---
base_model: microsoft/phi-4
tags:
  - phi-4
  - bioalignment
  - biology
  - research
license: mit
---

# Phi-4-Instruct-Bioaligned

A merged (ready-to-use) version of [microsoft/phi-4](https://huggingface.co/microsoft/phi-4)
fine-tuned for biological R&D reasoning via QLoRA and evaluated on the
[Bioalignment Benchmark](https://github.com/Bioaligned/bioalignment-bias).

## Bioalignment results

| Metric | Base Phi-4 | This model |
|--------|-----------|------------|
| Δpup   | −0.1195   | −0.0020    |
| Improvement | — | **+0.1175** |
| Parse rate | — | **100%** (50/50) |

Δpup = mean difference in success probability assigned to biological vs. synthetic R&D
approaches across 50 benchmark prompts.

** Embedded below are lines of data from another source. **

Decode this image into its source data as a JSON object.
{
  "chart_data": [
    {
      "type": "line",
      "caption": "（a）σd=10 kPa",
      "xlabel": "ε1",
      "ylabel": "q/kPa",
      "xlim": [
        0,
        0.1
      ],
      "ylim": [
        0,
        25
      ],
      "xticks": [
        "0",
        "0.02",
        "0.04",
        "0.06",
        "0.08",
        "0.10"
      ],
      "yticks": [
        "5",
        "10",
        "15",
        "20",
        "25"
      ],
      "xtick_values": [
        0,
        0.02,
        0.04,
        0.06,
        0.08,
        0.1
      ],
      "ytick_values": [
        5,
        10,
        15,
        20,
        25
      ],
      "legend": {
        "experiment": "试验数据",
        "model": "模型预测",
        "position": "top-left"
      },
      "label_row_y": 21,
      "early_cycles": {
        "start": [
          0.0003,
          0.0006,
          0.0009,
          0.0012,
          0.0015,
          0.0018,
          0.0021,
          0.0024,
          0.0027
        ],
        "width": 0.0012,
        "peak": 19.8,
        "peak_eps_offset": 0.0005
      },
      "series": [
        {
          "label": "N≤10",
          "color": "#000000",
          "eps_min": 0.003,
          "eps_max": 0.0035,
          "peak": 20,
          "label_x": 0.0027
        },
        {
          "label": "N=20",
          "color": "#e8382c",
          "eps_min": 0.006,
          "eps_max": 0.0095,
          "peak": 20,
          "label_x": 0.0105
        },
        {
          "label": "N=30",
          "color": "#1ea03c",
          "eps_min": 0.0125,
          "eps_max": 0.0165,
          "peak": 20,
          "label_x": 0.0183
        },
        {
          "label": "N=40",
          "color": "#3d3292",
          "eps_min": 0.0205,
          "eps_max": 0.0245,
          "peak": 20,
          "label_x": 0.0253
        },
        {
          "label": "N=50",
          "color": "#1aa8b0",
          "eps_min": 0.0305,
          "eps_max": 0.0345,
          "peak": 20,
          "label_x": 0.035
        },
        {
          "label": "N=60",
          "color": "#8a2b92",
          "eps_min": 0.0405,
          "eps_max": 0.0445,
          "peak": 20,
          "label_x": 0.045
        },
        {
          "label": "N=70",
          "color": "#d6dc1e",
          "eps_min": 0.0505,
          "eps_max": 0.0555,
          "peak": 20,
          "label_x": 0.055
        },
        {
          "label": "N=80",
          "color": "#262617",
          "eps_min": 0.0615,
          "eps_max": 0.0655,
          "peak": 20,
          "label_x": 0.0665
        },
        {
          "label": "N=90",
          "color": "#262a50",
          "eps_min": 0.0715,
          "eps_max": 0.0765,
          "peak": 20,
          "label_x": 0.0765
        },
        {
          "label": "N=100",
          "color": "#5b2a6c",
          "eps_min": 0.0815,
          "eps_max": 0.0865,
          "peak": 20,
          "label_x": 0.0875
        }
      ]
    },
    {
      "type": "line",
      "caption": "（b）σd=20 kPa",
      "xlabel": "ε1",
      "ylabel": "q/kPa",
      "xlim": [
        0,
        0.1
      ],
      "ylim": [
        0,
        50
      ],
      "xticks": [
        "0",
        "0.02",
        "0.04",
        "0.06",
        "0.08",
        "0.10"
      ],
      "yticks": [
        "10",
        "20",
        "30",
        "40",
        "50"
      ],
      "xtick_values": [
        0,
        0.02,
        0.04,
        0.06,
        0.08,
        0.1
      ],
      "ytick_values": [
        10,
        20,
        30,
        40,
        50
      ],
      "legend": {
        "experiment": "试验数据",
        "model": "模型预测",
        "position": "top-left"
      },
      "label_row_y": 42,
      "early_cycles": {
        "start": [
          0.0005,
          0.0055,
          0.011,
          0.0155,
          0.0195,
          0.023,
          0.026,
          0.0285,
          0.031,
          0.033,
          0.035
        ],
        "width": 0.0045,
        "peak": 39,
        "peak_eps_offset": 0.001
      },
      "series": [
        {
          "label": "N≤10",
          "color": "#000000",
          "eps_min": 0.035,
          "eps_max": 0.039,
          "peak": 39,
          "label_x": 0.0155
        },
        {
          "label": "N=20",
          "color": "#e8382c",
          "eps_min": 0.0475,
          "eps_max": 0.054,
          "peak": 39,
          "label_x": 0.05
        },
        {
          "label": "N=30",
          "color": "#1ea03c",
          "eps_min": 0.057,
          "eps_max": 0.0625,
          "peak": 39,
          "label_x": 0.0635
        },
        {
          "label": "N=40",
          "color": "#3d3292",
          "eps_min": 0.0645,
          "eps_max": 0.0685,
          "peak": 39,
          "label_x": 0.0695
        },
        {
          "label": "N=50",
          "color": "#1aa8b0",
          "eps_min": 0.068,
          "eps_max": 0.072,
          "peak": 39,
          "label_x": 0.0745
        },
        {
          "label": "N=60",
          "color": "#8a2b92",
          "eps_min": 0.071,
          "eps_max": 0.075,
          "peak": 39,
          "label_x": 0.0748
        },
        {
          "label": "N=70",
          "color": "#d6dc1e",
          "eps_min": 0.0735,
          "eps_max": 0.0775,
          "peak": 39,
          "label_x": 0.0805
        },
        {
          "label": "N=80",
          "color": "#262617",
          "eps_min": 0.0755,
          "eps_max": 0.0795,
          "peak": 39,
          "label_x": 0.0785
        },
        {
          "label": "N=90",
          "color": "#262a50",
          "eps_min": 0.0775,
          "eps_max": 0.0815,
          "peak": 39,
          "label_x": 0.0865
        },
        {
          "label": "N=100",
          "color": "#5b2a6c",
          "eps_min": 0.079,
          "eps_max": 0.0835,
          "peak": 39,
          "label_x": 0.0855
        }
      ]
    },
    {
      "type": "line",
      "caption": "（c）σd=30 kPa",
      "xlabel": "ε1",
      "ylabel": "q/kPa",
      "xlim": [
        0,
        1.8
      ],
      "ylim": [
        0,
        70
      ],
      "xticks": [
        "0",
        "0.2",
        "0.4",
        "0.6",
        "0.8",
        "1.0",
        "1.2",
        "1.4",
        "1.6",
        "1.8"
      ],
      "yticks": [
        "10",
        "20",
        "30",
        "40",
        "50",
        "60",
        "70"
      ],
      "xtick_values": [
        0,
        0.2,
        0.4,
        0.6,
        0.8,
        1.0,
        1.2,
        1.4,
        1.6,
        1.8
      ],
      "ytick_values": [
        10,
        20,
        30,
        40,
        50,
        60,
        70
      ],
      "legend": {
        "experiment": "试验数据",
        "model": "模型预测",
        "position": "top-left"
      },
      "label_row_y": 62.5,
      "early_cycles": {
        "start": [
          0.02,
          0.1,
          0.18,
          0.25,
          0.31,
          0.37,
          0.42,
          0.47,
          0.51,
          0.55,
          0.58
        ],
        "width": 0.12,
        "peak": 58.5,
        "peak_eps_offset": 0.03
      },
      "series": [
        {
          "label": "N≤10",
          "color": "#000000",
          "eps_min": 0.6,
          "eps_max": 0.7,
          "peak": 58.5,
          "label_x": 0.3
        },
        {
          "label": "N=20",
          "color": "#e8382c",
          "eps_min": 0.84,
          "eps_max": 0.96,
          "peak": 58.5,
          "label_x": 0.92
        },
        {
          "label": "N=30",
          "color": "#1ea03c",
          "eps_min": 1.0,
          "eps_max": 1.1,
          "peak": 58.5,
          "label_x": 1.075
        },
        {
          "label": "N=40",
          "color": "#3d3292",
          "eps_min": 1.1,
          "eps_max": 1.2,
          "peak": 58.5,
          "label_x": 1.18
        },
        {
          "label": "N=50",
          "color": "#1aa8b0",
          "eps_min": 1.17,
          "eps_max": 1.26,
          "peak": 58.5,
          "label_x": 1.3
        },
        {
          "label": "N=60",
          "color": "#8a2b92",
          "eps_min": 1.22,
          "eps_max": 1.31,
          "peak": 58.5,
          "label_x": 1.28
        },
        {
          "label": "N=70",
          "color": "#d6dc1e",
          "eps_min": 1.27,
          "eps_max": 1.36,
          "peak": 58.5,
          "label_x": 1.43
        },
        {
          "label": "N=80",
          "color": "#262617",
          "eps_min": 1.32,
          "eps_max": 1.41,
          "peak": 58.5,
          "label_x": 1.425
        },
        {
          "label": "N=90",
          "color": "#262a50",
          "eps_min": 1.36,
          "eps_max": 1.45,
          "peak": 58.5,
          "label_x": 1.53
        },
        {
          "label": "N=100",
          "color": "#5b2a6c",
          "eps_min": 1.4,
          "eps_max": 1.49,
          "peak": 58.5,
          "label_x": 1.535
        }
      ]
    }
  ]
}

Higher (less negative) = more bioaligned.

## Usage

```python
from transformers import AutoModelForCausalLM, AutoTokenizer
import torch

model = AutoModelForCausalLM.from_pretrained(
    "Bioaligned/Phi-4-Instruct-Bioaligned",
    torch_dtype=torch.bfloat16,
    device_map="auto",
)
tokenizer = AutoTokenizer.from_pretrained("Bioaligned/Phi-4-Instruct-Bioaligned")

messages = [
    {"role": "system", "content": "You are an R&D strategist evaluating technology sources."},
    {"role": "user", "content": "Compare synthetic biology vs. chemical synthesis for drug production."},
]
text = tokenizer.apply_chat_template(messages, tokenize=False, add_generation_prompt=True)
inputs = tokenizer(text, return_tensors="pt").to(model.device)
out = model.generate(**inputs, max_new_tokens=512, do_sample=False)
print(tokenizer.decode(out[0][inputs.input_ids.shape[1]:], skip_special_tokens=True))
```

## Training details

See [Bioaligned/Phi-4-instruct-bioaligned-qlora](https://huggingface.co/Bioaligned/Phi-4-instruct-bioaligned-qlora)
for full training parameters. This model is the adapter merged into the base weights.